A funcionária do Departamento de Estado disse que a reunião na semana passada foi preliminar e profissional, mas enfatizou que a questão da indenização pelas propriedades confiscadas é fundamental. Mais reuniões estão previstas para os próximos meses.

“Esta reunião é o primeiro passo de um processo complexo que pode levar algum tempo, mas os Estados Unidos veem a as indenizações pelas propriedades como uma prioridade para a normalização”, disse a funcionária norte-americana.

Em Havana, a delegação dos EUA detalhou como a Comissão para a Liquidação de Negócios Estrangeiros chegou a US$ 1,9 bilhão (R$ 7,3 bilhões) em 5.913 reivindicações certificadas nos EUA, que deve chegar a US$ 8 bilhões (R$ 31 bilhões), calculando os juros. A maior parte do dinheiro é devido a empresas dos EUA, dizem especialistas. As reivindicações não incluem nenhum dos muitos milhares de cubanos que perderam propriedades antes de deixar a ilha e se tornarem cidadãos norte-americanos.

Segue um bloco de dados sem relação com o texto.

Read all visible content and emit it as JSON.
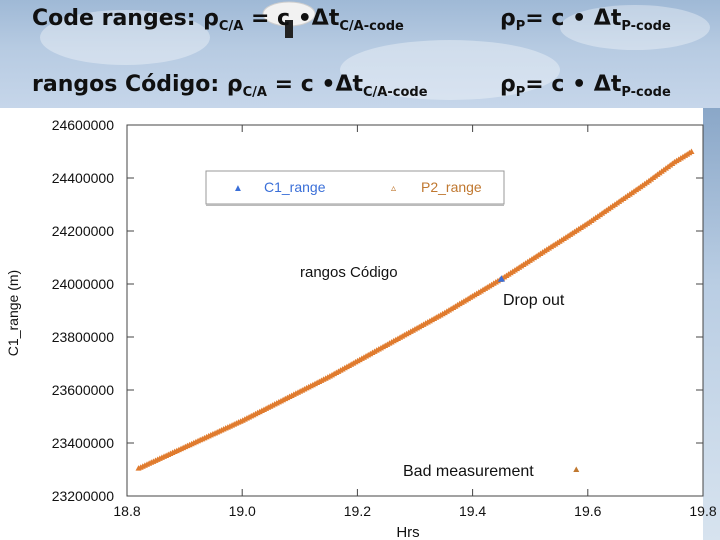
{
  "header": {
    "line1": {
      "lead": "Code ranges: ",
      "rho": "ρ",
      "sub_ca": "C/A",
      "mid": " = c •",
      "delta_t": "Δt",
      "sub_ca_code": "C/A-code",
      "rhs_rho": "ρ",
      "rhs_sub": "P",
      "rhs_mid": "= c • ",
      "rhs_delta_t": "Δt",
      "rhs_sub_code": "P-code"
    },
    "line2": {
      "lead": "rangos Código: ",
      "rho": "ρ",
      "sub_ca": "C/A",
      "mid": " = c •",
      "delta_t": "Δt",
      "sub_ca_code": "C/A-code",
      "rhs_rho": "ρ",
      "rhs_sub": "P",
      "rhs_mid": "= c • ",
      "rhs_delta_t": "Δt",
      "rhs_sub_code": "P-code"
    }
  },
  "chart_data": {
    "type": "scatter",
    "title": "",
    "xlabel": "Hrs",
    "ylabel": "C1_range (m)",
    "xlim": [
      18.8,
      19.8
    ],
    "ylim": [
      23200000,
      24600000
    ],
    "x_ticks": [
      18.8,
      19.0,
      19.2,
      19.4,
      19.6,
      19.8
    ],
    "x_tick_labels": [
      "18.8",
      "19.0",
      "19.2",
      "19.4",
      "19.6",
      "19.8"
    ],
    "y_ticks": [
      23200000,
      23400000,
      23600000,
      23800000,
      24000000,
      24200000,
      24400000,
      24600000
    ],
    "y_tick_labels": [
      "23200000",
      "23400000",
      "23600000",
      "23800000",
      "24000000",
      "24200000",
      "24400000",
      "24600000"
    ],
    "legend": {
      "placement": "top",
      "entries": [
        {
          "label": "C1_range",
          "symbol": "▲",
          "color": "#3a6fd8"
        },
        {
          "label": "P2_range",
          "symbol": "▵",
          "color": "#c07830"
        }
      ]
    },
    "series": [
      {
        "name": "P2_range",
        "color": "#e07b2e",
        "x": [
          18.82,
          18.85,
          18.9,
          18.95,
          19.0,
          19.05,
          19.1,
          19.15,
          19.2,
          19.25,
          19.3,
          19.35,
          19.4,
          19.45,
          19.5,
          19.55,
          19.6,
          19.65,
          19.7,
          19.75,
          19.78
        ],
        "y": [
          23305000,
          23335000,
          23385000,
          23435000,
          23485000,
          23540000,
          23595000,
          23650000,
          23710000,
          23770000,
          23830000,
          23890000,
          23955000,
          24020000,
          24090000,
          24160000,
          24230000,
          24305000,
          24380000,
          24460000,
          24500000
        ]
      },
      {
        "name": "C1_range",
        "color": "#3a6fd8",
        "x": [
          19.45
        ],
        "y": [
          24020000
        ]
      }
    ],
    "outliers": [
      {
        "name": "Bad measurement",
        "x": 19.58,
        "y": 23300000,
        "color": "#c07830"
      }
    ],
    "annotations": [
      {
        "text": "rangos Código"
      },
      {
        "text": "Drop out"
      },
      {
        "text": "Bad measurement"
      }
    ]
  }
}
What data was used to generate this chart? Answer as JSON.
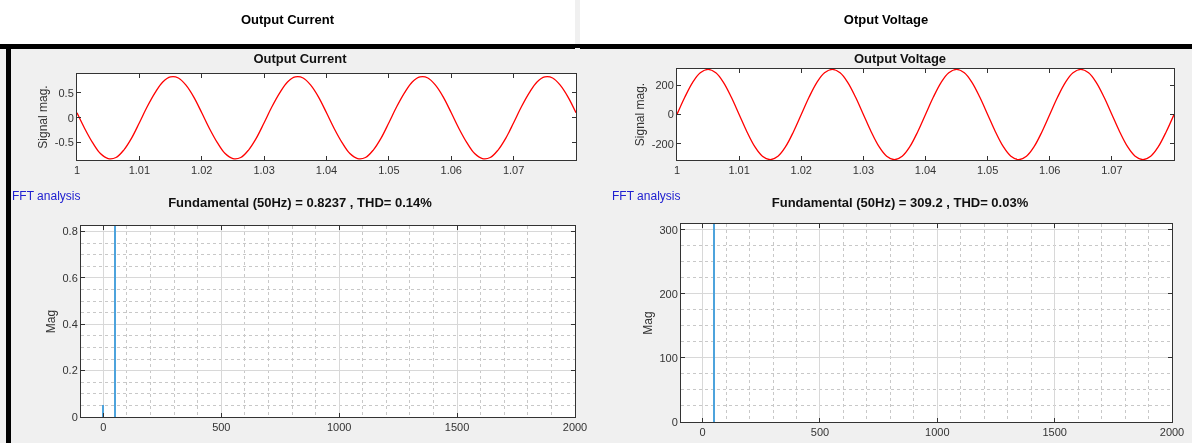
{
  "chart_data": [
    {
      "type": "other",
      "title": "Output Current"
    },
    {
      "type": "other",
      "title": "Otput Voltage"
    },
    {
      "type": "line",
      "title": "Output Current",
      "ylabel": "Signal mag.",
      "grid": false,
      "marker": "none",
      "line_style": "solid",
      "x": [
        1,
        1.00125,
        1.0025,
        1.00375,
        1.005,
        1.00625,
        1.0075,
        1.00875,
        1.01,
        1.01125,
        1.0125,
        1.01375,
        1.015,
        1.01625,
        1.0175,
        1.01875,
        1.02,
        1.02125,
        1.0225,
        1.02375,
        1.025,
        1.02625,
        1.0275,
        1.02875,
        1.03,
        1.03125,
        1.0325,
        1.03375,
        1.035,
        1.03625,
        1.0375,
        1.03875,
        1.04,
        1.04125,
        1.0425,
        1.04375,
        1.045,
        1.04625,
        1.0475,
        1.04875,
        1.05,
        1.05125,
        1.0525,
        1.05375,
        1.055,
        1.05625,
        1.0575,
        1.05875,
        1.06,
        1.06125,
        1.0625,
        1.06375,
        1.065,
        1.06625,
        1.0675,
        1.06875,
        1.07,
        1.07125,
        1.0725,
        1.07375,
        1.075,
        1.07625,
        1.0775,
        1.07875,
        1.08
      ],
      "series": [
        {
          "color": "#ff0000",
          "values": [
            0.1,
            -0.22,
            -0.5,
            -0.72,
            -0.82,
            -0.8,
            -0.65,
            -0.41,
            -0.1,
            0.22,
            0.5,
            0.72,
            0.82,
            0.8,
            0.65,
            0.41,
            0.1,
            -0.22,
            -0.5,
            -0.72,
            -0.82,
            -0.8,
            -0.65,
            -0.41,
            -0.1,
            0.22,
            0.5,
            0.72,
            0.82,
            0.8,
            0.65,
            0.41,
            0.1,
            -0.22,
            -0.5,
            -0.72,
            -0.82,
            -0.8,
            -0.65,
            -0.41,
            -0.1,
            0.22,
            0.5,
            0.72,
            0.82,
            0.8,
            0.65,
            0.41,
            0.1,
            -0.22,
            -0.5,
            -0.72,
            -0.82,
            -0.8,
            -0.65,
            -0.41,
            -0.1,
            0.22,
            0.5,
            0.72,
            0.82,
            0.8,
            0.65,
            0.41,
            0.1
          ]
        }
      ],
      "xlim": [
        1,
        1.08
      ],
      "xticks": [
        1,
        1.01,
        1.02,
        1.03,
        1.04,
        1.05,
        1.06,
        1.07
      ],
      "ylim": [
        -0.85,
        0.88
      ],
      "yticks": [
        -0.5,
        0,
        0.5
      ]
    },
    {
      "type": "line",
      "title": "Output Voltage",
      "ylabel": "Signal mag.",
      "grid": false,
      "marker": "none",
      "line_style": "solid",
      "x": [
        1,
        1.00125,
        1.0025,
        1.00375,
        1.005,
        1.00625,
        1.0075,
        1.00875,
        1.01,
        1.01125,
        1.0125,
        1.01375,
        1.015,
        1.01625,
        1.0175,
        1.01875,
        1.02,
        1.02125,
        1.0225,
        1.02375,
        1.025,
        1.02625,
        1.0275,
        1.02875,
        1.03,
        1.03125,
        1.0325,
        1.03375,
        1.035,
        1.03625,
        1.0375,
        1.03875,
        1.04,
        1.04125,
        1.0425,
        1.04375,
        1.045,
        1.04625,
        1.0475,
        1.04875,
        1.05,
        1.05125,
        1.0525,
        1.05375,
        1.055,
        1.05625,
        1.0575,
        1.05875,
        1.06,
        1.06125,
        1.0625,
        1.06375,
        1.065,
        1.06625,
        1.0675,
        1.06875,
        1.07,
        1.07125,
        1.0725,
        1.07375,
        1.075,
        1.07625,
        1.0775,
        1.07875,
        1.08
      ],
      "series": [
        {
          "color": "#ff0000",
          "values": [
            0,
            118,
            219,
            286,
            309,
            286,
            219,
            118,
            0,
            -118,
            -219,
            -286,
            -309,
            -286,
            -219,
            -118,
            0,
            118,
            219,
            286,
            309,
            286,
            219,
            118,
            0,
            -118,
            -219,
            -286,
            -309,
            -286,
            -219,
            -118,
            0,
            118,
            219,
            286,
            309,
            286,
            219,
            118,
            0,
            -118,
            -219,
            -286,
            -309,
            -286,
            -219,
            -118,
            0,
            118,
            219,
            286,
            309,
            286,
            219,
            118,
            0,
            -118,
            -219,
            -286,
            -309,
            -286,
            -219,
            -118,
            0
          ]
        }
      ],
      "xlim": [
        1,
        1.08
      ],
      "xticks": [
        1,
        1.01,
        1.02,
        1.03,
        1.04,
        1.05,
        1.06,
        1.07
      ],
      "ylim": [
        -312,
        312
      ],
      "yticks": [
        -200,
        0,
        200
      ]
    },
    {
      "type": "bar",
      "title": "Fundamental (50Hz) = 0.8237 , THD= 0.14%",
      "ylabel": "Mag",
      "grid": true,
      "annotations": [
        "FFT analysis"
      ],
      "x": [
        0,
        50
      ],
      "series": [
        {
          "color": "#4da3dc",
          "values": [
            0.05,
            0.8237
          ]
        }
      ],
      "xlim": [
        -95,
        2000
      ],
      "xticks": [
        0,
        500,
        1000,
        1500,
        2000
      ],
      "ylim": [
        0,
        0.8237
      ],
      "yticks": [
        0,
        0.2,
        0.4,
        0.6,
        0.8
      ]
    },
    {
      "type": "bar",
      "title": "Fundamental (50Hz) = 309.2 , THD= 0.03%",
      "ylabel": "Mag",
      "grid": true,
      "annotations": [
        "FFT analysis"
      ],
      "x": [
        0,
        50
      ],
      "series": [
        {
          "color": "#4da3dc",
          "values": [
            0,
            309.2
          ]
        }
      ],
      "xlim": [
        -92,
        2000
      ],
      "xticks": [
        0,
        500,
        1000,
        1500,
        2000
      ],
      "ylim": [
        0,
        309.2
      ],
      "yticks": [
        0,
        100,
        200,
        300
      ]
    }
  ]
}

O Departamento de Estado também apresentou as dez decisões judiciais de tribunais estaduais e federais dos EUA que cobram indenizações do governo cubano, totalizando mais US$ 2 bilhões, bem como “algumas reivindicações do governo dos EUA contra Cuba”, disse a oficial.

Especialistas disseram que os requerentes dos EUA não devem se preocupar muito com as demandas de Cuba.

“Essas são as posições iniciais”, disse Richard E. Feinberg, conselheiro para América Latina durante o governo Clinton, que publicou um estudo sobre a questão das reivindicações este mês para a Brookings Institution. “Isso é uma negociação.”

Feinberg observou que os funcionários cubanos devem estar motivados para fazer um acordo porque sem dúvida acompanharam as eleições legislativas da Venezuela na semana passada, nas quais o governo esquerdista que sustenta Cuba financeiramente levou uma surra nas urnas pela primeira vez em 17 anos.

Cuba precisa dos Estados Unidos para retirar o embargo comercial, e a melhor forma de conseguir isso é pagar as indenizações por propriedades, disse ele. O embargo entrou em vigor em 1962 depois de uma disputa que começou exatamente porque Fidel Castro expropriou empresas petrolíferas norte-americanas que se recusaram a processar petróleo bruto russo.

Com a possibilidade do fim da ajuda financeira da Venezuela, Cuba precisa de um novo fluxo de receita. E logo.

“O pavio foi aceso”, disse Feinberg. “O tempo está se esgotando.”

Gutiérrez acredita que as reivindicações deveriam ter sido resolvidas antes da abertura das embaixadas. Ele agora teme que as duas listas de exigências sejam tão desiguais que os requerentes dos EUA não fiquem com nada.

O Departamento de Estado negocia em nome dos requerentes dos Estados Unidos e não precisa da aprovação deles para chegar a um acordo.

“Você pode imaginar os negociadores de Obama dizendo: 'olha, conseguimos que eles reduzissem a fantasia para US$ 120 bilhões!”, disse Gutiérrez. “Nós baixamos US$ 8 bilhões, e ninguém recebe nada.”